When Quad City Storm President Gwen Tombergs accepted her job, she only had 130 days to find a coach, players and pick a team name before the start of the team’s inaugural season.
Somehow she pulled it all together for opening night.
“To have 6,500 people come to the game on opening night was just icing on the cake,” she said.
The Eldridge native brought a new approach to the Quad Cities hockey by bringing together her experience in minor and major league sports, as well as the Quad Cities Chamber of Commerce.
“We just don’t have enough true hockey fans here — the ones that you open the door and they’re going to come no matter what,” she said. “So we had to appeal to the non-hockey lover.”
That means a focus on entertainment and giving back. Now when a non-profit brings a group to a game, they get a cut of the ticket sales.
Tombergs and the office staff put in 80 hour weeks during the season. Tombergs said she drives hard, but the results speak for themselves.
“One thing we all agreed on in the very beginning was to be great and so we have implemented the good to great strategy,” Tombergs said. “After every weekend game we sit down and say, ‘What do we need to work on? What did we do good and what did we do great.'”
She’s doing it all as the first female president in the Southern Professional Hockey League.

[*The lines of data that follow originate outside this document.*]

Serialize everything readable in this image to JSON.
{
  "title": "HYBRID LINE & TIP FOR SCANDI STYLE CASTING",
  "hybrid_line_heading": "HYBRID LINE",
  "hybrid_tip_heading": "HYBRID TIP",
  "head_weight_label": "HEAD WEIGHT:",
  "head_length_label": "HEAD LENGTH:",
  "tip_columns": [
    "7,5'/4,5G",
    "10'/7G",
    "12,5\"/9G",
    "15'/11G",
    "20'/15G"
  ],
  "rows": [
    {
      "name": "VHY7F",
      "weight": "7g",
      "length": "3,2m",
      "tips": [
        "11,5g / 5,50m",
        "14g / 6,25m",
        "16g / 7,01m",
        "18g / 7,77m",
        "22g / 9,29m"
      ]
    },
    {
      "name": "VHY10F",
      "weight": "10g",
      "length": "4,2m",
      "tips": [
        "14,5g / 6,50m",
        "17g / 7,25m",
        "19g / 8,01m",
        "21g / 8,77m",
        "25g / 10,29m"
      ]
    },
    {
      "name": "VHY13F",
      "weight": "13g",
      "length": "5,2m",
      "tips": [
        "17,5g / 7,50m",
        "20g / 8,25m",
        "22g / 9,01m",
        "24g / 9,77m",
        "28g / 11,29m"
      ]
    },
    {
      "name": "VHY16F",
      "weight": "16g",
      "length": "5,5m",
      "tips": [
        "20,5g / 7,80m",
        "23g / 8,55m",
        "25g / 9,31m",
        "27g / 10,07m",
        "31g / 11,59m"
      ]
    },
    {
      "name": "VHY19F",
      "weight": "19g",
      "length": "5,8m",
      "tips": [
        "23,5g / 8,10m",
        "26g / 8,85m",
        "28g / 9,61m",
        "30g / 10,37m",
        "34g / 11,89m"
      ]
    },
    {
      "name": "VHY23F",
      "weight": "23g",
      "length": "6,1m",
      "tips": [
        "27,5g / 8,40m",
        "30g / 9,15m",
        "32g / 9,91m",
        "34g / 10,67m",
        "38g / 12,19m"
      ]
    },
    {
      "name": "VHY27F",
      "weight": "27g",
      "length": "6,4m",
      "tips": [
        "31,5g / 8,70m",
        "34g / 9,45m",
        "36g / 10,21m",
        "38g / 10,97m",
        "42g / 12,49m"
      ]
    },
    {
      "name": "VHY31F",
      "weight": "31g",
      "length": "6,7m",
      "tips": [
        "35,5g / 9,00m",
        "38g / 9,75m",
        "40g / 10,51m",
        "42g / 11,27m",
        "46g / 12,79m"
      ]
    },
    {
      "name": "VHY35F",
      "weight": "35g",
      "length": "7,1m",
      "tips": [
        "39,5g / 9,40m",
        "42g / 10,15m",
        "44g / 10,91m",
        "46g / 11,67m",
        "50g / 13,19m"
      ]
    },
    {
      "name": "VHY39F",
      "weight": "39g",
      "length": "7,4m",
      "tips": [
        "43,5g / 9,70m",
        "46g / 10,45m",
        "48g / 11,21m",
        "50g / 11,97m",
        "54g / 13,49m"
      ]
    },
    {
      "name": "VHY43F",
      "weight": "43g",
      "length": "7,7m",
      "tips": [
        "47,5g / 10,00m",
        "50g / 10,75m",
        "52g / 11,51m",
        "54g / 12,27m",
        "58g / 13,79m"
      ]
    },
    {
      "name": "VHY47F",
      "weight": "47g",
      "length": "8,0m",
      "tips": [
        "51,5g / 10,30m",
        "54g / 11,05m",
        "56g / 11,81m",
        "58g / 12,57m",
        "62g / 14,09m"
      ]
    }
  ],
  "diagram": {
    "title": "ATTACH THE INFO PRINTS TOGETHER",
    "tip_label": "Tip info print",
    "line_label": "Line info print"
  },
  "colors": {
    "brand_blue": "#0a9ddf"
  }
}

“It’s kind of a big deal,” Tombergs said. “I had a lot of parents come up to me and say, ‘You know, my daughter just loves that you’re a woman president, you know, leading a hockey team.’ … You realize that it’s something you have to take seriously because there are no glass ceilings anymore.”
Tombergs is also the first female hockey president in the Quad Cities.
“I don’t care if it’s minor league sports or a major corporation,” Tombergs said. “[It’s] a woman making her mark and being able to show that a woman can do anything and that’s what I think we can do.”
And this woman is taking Quad Cities hockey from good to great.
“I say come once,” she said. “Just give me one game a year and we’ll keep hockey here.”